Die Hausnummer 51, ein Haus von vielen. Das Hinterhaus und der Seitenflügel stehen seit 1983 leer. Die Fenster sind herausgerissen, die Fallrohre abmontiert. Im Vorderhaus wohnt seit 1976 Herr H. zunächst im ersten Stock. „Aber da musste ich ausziehen, weil die Wohnung kalt und feucht war.“ Seine jetzige Wohnung ist nicht viel besser. Die Wände sind feucht und die Farbe blättert von der Küchendecke. Im Treppenhaus brechen die maroden [im Text steht: modernen, vermutlich ein Tippfehler!] Stufen zusammen, zerschlagene Fensterscheiben sind notdürftig mit Sperrholzplatten vernagelt, Treppengeländer herausgerissen. „Im Winter brauche ich drei Tonnen Kohlen um 65 Quadratmeter zu heizen, aber warm wird es auch nicht.

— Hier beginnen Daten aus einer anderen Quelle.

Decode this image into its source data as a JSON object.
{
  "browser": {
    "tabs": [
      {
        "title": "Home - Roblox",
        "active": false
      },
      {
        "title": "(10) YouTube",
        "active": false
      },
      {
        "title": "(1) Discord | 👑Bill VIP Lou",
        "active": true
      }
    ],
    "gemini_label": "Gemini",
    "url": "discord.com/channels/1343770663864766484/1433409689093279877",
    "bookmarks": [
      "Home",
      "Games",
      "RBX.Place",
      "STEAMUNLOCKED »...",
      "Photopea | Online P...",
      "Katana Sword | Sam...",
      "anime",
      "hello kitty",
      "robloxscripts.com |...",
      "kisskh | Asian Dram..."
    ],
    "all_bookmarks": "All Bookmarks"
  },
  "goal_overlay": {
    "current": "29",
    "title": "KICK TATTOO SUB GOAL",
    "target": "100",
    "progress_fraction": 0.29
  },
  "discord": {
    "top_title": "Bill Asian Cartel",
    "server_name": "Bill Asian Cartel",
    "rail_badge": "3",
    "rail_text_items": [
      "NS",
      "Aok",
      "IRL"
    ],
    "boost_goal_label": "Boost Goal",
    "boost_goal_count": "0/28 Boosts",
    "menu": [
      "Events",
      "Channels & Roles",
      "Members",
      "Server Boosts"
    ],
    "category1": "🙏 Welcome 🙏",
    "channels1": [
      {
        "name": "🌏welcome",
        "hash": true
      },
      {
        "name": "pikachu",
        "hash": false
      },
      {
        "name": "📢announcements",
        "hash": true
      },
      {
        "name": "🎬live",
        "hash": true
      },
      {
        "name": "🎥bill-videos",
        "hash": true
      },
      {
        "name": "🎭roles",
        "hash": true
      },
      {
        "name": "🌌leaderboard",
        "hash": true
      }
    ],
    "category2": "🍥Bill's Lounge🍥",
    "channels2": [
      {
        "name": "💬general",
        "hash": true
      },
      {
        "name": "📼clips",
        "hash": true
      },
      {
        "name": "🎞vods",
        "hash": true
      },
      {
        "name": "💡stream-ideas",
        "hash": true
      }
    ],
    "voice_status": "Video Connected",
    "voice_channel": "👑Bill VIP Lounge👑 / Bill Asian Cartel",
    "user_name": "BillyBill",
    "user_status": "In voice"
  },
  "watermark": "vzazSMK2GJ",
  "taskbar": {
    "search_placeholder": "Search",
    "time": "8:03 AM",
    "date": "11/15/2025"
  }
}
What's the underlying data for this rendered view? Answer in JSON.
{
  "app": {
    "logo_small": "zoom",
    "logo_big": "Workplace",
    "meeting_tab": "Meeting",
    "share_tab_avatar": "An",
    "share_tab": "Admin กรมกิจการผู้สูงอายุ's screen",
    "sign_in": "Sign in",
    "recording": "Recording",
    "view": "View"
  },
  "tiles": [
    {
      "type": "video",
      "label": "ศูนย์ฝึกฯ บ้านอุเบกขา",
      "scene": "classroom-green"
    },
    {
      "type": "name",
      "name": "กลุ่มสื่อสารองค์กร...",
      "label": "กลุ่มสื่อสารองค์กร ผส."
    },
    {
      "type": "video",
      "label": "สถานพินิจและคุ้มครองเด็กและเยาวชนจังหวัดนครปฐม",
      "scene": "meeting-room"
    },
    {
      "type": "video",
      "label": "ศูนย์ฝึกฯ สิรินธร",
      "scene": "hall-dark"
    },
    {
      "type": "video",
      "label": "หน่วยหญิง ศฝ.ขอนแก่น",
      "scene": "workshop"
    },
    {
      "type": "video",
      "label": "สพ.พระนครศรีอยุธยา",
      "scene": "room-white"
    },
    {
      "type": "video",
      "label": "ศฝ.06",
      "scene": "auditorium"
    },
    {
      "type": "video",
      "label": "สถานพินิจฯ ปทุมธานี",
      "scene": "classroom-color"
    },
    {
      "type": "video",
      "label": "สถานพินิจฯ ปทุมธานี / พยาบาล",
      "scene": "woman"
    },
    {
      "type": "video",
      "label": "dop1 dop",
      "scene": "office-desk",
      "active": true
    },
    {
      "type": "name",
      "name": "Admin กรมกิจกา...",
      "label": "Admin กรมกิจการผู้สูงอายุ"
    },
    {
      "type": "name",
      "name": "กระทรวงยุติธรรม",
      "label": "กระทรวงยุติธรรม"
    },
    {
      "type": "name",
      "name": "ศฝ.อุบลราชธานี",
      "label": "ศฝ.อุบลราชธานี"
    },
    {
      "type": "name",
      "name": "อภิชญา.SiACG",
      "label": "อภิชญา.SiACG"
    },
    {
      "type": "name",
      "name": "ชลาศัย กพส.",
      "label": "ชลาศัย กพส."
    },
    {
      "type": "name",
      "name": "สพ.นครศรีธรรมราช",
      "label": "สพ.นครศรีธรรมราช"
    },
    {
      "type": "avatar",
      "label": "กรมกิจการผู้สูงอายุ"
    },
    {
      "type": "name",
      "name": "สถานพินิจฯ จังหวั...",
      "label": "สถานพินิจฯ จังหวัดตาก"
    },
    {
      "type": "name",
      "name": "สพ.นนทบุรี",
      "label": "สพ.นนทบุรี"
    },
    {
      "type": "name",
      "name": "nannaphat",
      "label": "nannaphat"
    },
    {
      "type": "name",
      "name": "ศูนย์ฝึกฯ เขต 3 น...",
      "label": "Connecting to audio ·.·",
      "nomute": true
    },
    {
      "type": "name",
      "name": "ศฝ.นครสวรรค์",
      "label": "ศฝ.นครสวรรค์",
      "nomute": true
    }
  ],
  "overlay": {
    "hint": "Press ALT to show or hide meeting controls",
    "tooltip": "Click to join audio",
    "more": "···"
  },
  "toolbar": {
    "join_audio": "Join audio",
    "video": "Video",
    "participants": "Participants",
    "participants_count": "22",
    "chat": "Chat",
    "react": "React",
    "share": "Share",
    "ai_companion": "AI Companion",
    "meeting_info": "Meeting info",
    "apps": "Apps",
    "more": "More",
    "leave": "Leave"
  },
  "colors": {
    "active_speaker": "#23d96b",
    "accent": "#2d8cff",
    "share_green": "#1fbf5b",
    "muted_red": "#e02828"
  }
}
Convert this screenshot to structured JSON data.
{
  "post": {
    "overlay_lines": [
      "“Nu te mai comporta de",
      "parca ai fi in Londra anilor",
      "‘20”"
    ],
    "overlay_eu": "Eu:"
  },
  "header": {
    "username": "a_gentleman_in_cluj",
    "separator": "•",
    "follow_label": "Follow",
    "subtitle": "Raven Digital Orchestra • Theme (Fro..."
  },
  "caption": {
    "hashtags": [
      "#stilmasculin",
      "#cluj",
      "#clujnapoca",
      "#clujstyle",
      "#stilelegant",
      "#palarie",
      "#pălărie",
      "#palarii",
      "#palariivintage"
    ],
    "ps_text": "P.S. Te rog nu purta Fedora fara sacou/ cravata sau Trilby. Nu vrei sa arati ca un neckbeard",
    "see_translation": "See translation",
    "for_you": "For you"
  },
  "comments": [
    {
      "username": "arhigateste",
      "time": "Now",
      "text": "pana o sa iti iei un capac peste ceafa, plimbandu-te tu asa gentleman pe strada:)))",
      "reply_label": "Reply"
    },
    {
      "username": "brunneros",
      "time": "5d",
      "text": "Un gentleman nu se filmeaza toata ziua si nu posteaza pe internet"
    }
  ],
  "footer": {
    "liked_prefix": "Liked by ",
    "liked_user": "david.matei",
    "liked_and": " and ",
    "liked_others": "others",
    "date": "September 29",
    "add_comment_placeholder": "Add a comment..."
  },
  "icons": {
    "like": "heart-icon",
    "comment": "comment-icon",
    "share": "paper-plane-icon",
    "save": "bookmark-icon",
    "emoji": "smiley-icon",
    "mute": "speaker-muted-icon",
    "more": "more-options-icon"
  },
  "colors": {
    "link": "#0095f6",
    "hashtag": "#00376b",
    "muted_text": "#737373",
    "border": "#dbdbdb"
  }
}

Meine Kinder wurden krank und haben chronische Bronchitis.“ Den nächsten Winter wird Herr H. zwangsläufig in einem anderen Haus verbringen. Einen Tag nach dem Interview, am 8.9. bricht gegen 19 Uhr im Dachgeschoß des Hinterhauses ein Feuer aus, das sich über den Seitenflügel bis ins Vorderhausdach fraß. Die Bewohner des Hauses wurden evakuiert.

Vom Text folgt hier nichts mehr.